Pourtant, Diel reconnait l’immense dette que toute psychologie doit aux grands psychanalystes (Freud, Adler, Jung…), il entend juste prendre le problème de la pathologie psychique selon un autre point de vue : en dégageant la voie de l’Elan vital, qui pousse l’homme à se développer vers un but idéal, mais provoque en lui des désirs contradictoires et des réactions subconscientes de peur et de repli. A bien y regarder, Diel réactualise le discours de Spinoza : l’importance d’une vision honnête et objective sur l’inextricable désordre qui régit notre positionnement face aux autres et au monde, pour essayer avec le plus d’humilité possible de rechercher l’harmonie et la Joie.
Diel est un peu un mystique terre à terre. Il tente de fonder une science, qui repose sur un mystère (qu’est-ce qui nous pousse à vivre ?) mais ne doit pas pour autant sombrer dans l’idéalisme ou le matérialisme.
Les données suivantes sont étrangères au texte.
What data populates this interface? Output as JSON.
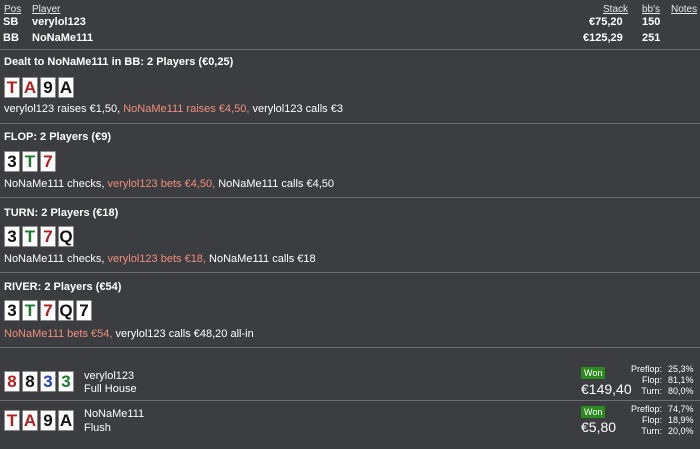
{
  "header": {
    "pos": "Pos",
    "player": "Player",
    "stack": "Stack",
    "bbs": "bb's",
    "notes": "Notes"
  },
  "players": [
    {
      "pos": "SB",
      "name": "verylol123",
      "stack": "€75,20",
      "bbs": "150"
    },
    {
      "pos": "BB",
      "name": "NoNaMe111",
      "stack": "€125,29",
      "bbs": "251"
    }
  ],
  "preflop": {
    "title": "Dealt to NoNaMe111 in BB: 2 Players (€0,25)",
    "cards": [
      {
        "rank": "T",
        "color": "red"
      },
      {
        "rank": "A",
        "color": "red"
      },
      {
        "rank": "9",
        "color": "black"
      },
      {
        "rank": "A",
        "color": "black"
      }
    ],
    "a1": "verylol123 raises €1,50, ",
    "a2": "NoNaMe111 raises €4,50, ",
    "a3": "verylol123 calls €3"
  },
  "flop": {
    "title": "FLOP: 2 Players (€9)",
    "cards": [
      {
        "rank": "3",
        "color": "black"
      },
      {
        "rank": "T",
        "color": "green"
      },
      {
        "rank": "7",
        "color": "red"
      }
    ],
    "a1": "NoNaMe111 checks, ",
    "a2": "verylol123 bets €4,50, ",
    "a3": "NoNaMe111 calls €4,50"
  },
  "turn": {
    "title": "TURN: 2 Players (€18)",
    "cards": [
      {
        "rank": "3",
        "color": "black"
      },
      {
        "rank": "T",
        "color": "green"
      },
      {
        "rank": "7",
        "color": "red"
      },
      {
        "rank": "Q",
        "color": "black"
      }
    ],
    "a1": "NoNaMe111 checks, ",
    "a2": "verylol123 bets €18, ",
    "a3": "NoNaMe111 calls €18"
  },
  "river": {
    "title": "RIVER: 2 Players (€54)",
    "cards": [
      {
        "rank": "3",
        "color": "black"
      },
      {
        "rank": "T",
        "color": "green"
      },
      {
        "rank": "7",
        "color": "red"
      },
      {
        "rank": "Q",
        "color": "black"
      },
      {
        "rank": "7",
        "color": "black"
      }
    ],
    "a1": "NoNaMe111 bets €54, ",
    "a2": "verylol123 calls €48,20 all-in"
  },
  "showdown": [
    {
      "name": "verylol123",
      "hand": "Full House",
      "won": "Won",
      "amount": "€149,40",
      "cards": [
        {
          "rank": "8",
          "color": "red"
        },
        {
          "rank": "8",
          "color": "black"
        },
        {
          "rank": "3",
          "color": "blue"
        },
        {
          "rank": "3",
          "color": "green"
        }
      ],
      "stats": [
        {
          "label": "Preflop:",
          "value": "25,3%"
        },
        {
          "label": "Flop:",
          "value": "81,1%"
        },
        {
          "label": "Turn:",
          "value": "80,0%"
        }
      ]
    },
    {
      "name": "NoNaMe111",
      "hand": "Flush",
      "won": "Won",
      "amount": "€5,80",
      "cards": [
        {
          "rank": "T",
          "color": "red"
        },
        {
          "rank": "A",
          "color": "red"
        },
        {
          "rank": "9",
          "color": "black"
        },
        {
          "rank": "A",
          "color": "black"
        }
      ],
      "stats": [
        {
          "label": "Preflop:",
          "value": "74,7%"
        },
        {
          "label": "Flop:",
          "value": "18,9%"
        },
        {
          "label": "Turn:",
          "value": "20,0%"
        }
      ]
    }
  ],
  "colors": {
    "background": "#3b3d41",
    "highlight": "#f08f7c",
    "won_badge": "#2d8a1e"
  }
}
Son idée force, c’est que tout les déséquilibres que l’on constate quotidiennement dans nos actions et dans nos réactions ne viennent, en dernière analyse, que d’un dévoiement de l’imagination, qui essaye de régler avec ses moyens dérisoires l’antagonisme entre nos désirs et le monde extérieur. Notre subconscient, lorsqu’on le laisse faire, s’enferme dans un cercle vicieux de fausses motivations, d’images truquées, d’interprétations dévoyées, expédients dangereux qui nous poussent à nous disculper et à accuser les autres. En bon désespéré optimiste, Diel pense que la meilleure façon de lutter contre cet ennemi intérieur, c’est d’accepter notre culpabilité intrinsèque (nous ne faisons jamais “le mieux”) et de construire sur cette base chancelante un rapport au monde pacifié (pour essayer de faire “au mieux”).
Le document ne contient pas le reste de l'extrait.